Viele EU-Arbeitnehmerinnen und EU-Arbeitnehmer nutzen zudem für die Arbeitsvermittlung Mittelsleute, Subunternehmen oder private Kontakte statt staatlicher Stellen, wodurch das Risiko ausbeuterischer Strukturen steigt. Außerdem berichten viele von Diskriminierung – im Arbeitsleben, im Kontakt mit Behörden und auf dem Wohnungsmarkt. Das schwächt Vertrauen in Institutionen und verstärkt Abwanderungstendenzen.
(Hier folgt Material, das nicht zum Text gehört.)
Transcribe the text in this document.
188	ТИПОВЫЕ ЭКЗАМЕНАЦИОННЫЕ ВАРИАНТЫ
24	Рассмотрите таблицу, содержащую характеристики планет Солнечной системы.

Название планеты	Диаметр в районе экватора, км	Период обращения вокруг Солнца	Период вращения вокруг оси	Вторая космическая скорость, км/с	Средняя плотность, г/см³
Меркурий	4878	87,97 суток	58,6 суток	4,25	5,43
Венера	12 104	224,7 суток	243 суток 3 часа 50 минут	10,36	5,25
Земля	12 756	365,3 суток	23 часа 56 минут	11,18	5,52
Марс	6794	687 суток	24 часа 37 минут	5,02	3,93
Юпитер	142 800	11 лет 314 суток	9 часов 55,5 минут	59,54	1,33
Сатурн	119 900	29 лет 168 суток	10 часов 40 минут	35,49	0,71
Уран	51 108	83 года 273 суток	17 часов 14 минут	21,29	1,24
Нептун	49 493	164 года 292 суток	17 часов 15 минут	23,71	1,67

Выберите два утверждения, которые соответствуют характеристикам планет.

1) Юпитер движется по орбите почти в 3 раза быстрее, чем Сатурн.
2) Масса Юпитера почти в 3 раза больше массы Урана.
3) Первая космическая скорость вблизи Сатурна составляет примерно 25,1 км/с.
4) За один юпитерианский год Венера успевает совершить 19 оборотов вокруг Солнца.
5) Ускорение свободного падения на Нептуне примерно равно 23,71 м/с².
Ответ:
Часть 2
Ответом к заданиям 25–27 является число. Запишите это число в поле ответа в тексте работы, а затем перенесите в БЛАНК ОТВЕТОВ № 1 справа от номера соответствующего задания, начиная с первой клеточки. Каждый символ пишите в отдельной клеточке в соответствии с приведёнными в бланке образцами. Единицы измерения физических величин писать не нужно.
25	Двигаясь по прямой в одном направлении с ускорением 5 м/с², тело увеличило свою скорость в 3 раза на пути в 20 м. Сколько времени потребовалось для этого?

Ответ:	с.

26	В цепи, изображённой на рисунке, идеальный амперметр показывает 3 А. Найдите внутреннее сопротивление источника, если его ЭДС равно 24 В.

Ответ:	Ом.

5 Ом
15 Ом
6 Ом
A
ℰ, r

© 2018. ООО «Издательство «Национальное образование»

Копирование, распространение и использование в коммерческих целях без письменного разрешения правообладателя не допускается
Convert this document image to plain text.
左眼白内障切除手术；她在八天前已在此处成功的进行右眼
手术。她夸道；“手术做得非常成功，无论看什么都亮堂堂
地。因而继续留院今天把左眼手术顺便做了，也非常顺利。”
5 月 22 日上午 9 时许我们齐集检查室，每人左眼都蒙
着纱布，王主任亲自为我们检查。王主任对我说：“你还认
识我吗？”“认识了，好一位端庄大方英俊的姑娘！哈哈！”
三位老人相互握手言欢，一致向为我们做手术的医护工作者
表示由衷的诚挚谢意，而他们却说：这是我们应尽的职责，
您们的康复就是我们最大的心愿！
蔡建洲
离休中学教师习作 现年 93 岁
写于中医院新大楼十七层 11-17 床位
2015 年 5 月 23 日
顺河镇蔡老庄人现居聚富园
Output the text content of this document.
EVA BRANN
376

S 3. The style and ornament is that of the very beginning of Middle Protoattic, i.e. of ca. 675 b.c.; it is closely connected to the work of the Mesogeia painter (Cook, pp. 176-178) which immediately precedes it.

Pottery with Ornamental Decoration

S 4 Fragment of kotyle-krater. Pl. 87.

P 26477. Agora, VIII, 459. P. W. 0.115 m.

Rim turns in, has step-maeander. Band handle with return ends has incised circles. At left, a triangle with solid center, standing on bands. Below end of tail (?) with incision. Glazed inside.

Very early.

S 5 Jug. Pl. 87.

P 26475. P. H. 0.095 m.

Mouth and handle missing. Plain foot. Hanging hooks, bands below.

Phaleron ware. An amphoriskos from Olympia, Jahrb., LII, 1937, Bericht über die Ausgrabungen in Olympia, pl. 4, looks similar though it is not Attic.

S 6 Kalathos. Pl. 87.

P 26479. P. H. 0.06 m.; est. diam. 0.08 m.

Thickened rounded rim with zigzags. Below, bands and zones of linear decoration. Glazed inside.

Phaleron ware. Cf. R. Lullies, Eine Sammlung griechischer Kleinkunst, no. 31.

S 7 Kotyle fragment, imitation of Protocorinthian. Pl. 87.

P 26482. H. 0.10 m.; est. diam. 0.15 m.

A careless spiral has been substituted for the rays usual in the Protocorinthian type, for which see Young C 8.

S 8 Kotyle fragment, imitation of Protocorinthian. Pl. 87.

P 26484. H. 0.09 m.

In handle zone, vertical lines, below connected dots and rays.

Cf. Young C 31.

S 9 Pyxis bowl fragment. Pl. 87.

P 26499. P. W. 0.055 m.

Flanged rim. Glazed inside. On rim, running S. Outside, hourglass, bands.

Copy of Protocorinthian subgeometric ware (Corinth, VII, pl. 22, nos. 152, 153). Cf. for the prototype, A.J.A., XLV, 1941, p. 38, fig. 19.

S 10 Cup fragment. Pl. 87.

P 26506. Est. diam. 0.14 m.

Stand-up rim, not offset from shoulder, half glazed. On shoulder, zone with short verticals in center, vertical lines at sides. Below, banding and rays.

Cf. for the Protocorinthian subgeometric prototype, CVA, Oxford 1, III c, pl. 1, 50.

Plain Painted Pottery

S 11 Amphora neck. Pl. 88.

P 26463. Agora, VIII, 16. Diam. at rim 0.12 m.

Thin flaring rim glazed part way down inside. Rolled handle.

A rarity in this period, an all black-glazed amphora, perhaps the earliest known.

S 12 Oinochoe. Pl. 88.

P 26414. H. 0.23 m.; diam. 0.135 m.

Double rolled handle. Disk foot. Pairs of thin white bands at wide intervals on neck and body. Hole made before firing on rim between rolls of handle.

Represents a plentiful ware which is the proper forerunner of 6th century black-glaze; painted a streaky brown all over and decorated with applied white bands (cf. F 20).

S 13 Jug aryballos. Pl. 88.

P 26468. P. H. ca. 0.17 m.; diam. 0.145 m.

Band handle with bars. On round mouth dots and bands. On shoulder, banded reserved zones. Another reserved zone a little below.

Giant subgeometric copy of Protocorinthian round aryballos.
Auf Basis der Ergebnisse gibt die Studie konkrete Handlungsempfehlungen, um EU-Bürgerinnen und EU-Bürger im Sinne des Rechts auf Gleichbehandlung auf dem Arbeitsmarkt wirksam und nachhaltig zu unterstützen und ihr Potenzial zur Deckung des Fach- und Arbeitskräftebedarfs zu nutzen. Im Mittelpunkt stehen der frühzeitige Zugang zu mehrsprachiger Beratung und Sprachförderung, der Ausbau staatlicher Arbeitsvermittlungsstrukturen sowie entschiedene Maßnahmen gegen Diskriminierung.